When Rachel saw that she wasn’t having any children for Jacob, she became jealous of her sister. She pleaded with Jacob, “Give me children, or I’ll die!”
Then Jacob became furious with Rachel. “Am I God?” he asked. “He’s the one who has kept you from having children!”
Then Rachel told him, “Take my maid, Bilhah, and sleep with her. She will bear children for me, and through her I can have a family, too.” So Rachel gave her servant, Bilhah, to Jacob as a wife, and he slept with her. Bilhah became pregnant and presented him with a son. Genesis 30:1-4 (NLT)
There is so much happening in this chapter I felt chaotic reading it this morning. There are four discontent main characters, all part of the same dysfunctional family system, all trying to force God’s hand and make things happen on their own:
- Rachel becomes jealous of Leah and parallel’s Jacob’s jealousy of Esau.
- When Rachel, then Leah, can’t have children on their own they take matters into their own hands repeat the mistake of Jacob’s grandmother and have him sleep with their maid servants.
- The sisters, catty and desperate to have more sons, grasp at superstition, eating mandrakes in hope it will make them pregnant
- While the baby-making contest continues between Jacobs wives and concubines, Jacob and Laban continue the family tradition of deception in the ordering of the family business:
- Laban deceptively takes the sheep he agreed to give Jacob and gives them to his sons instead
- Jacob answers deception with deception, using superstition to try to make more of the spotted sheet Laban had agreed to give him.

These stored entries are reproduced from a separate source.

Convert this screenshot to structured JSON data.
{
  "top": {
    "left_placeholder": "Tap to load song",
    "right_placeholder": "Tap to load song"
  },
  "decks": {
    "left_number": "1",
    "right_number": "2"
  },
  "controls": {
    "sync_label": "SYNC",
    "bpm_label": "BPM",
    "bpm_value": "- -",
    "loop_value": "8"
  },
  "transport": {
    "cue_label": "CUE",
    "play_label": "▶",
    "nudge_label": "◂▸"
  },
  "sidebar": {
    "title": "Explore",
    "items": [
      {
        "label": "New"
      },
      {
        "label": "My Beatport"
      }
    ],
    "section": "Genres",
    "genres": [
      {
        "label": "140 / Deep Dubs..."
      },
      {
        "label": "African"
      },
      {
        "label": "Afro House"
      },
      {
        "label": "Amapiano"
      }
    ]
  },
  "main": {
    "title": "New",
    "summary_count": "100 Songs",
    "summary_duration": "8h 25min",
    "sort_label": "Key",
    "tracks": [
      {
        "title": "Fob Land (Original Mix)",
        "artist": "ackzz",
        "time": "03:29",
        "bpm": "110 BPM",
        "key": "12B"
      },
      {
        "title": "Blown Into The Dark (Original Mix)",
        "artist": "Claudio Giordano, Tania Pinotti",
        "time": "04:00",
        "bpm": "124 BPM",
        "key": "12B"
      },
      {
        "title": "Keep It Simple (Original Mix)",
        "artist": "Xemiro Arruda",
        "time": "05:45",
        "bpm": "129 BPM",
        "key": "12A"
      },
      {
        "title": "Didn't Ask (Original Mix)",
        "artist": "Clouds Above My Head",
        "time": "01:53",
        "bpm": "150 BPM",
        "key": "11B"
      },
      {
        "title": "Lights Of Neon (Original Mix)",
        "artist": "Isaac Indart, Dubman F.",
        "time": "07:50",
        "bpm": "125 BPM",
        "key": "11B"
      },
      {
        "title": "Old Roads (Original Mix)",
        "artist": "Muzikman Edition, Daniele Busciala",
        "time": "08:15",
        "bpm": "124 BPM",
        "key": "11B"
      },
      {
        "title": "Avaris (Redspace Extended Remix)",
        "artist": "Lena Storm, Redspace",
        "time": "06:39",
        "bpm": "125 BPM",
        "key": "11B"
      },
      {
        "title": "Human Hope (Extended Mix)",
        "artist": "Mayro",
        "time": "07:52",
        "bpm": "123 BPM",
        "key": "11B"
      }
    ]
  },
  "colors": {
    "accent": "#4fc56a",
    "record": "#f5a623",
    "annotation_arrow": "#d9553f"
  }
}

I get the sense that all of this jealousy, deception, superstition, desperation, and generational family sin makes for a dramatic amount of crazy in their everyday lives. It feels more than a little out of control, and I think that’s one of the points that I’m taking away from today’s chapter. When we desperately seek to take God’s will into our own hands and make things happen by our own ways and means, the results are often disastrous.
The other thing that I must acknowledge in all of this is that God continued to work His own will and purpose in and through Jacob, Leah and Rachel despite their own sinful deception and foolishness (So, I guess there’s hope for me!). As I journey through God’s Message I’m continually reminded that God’s divine purposes in this world are often carried out by unlikely and arguably unworthy individuals. There’s something unsettling and seemingly unfair about it, but it reminds me that I am not God. I do know see the big picture nor is my butt big enough to occupy His judgement seat.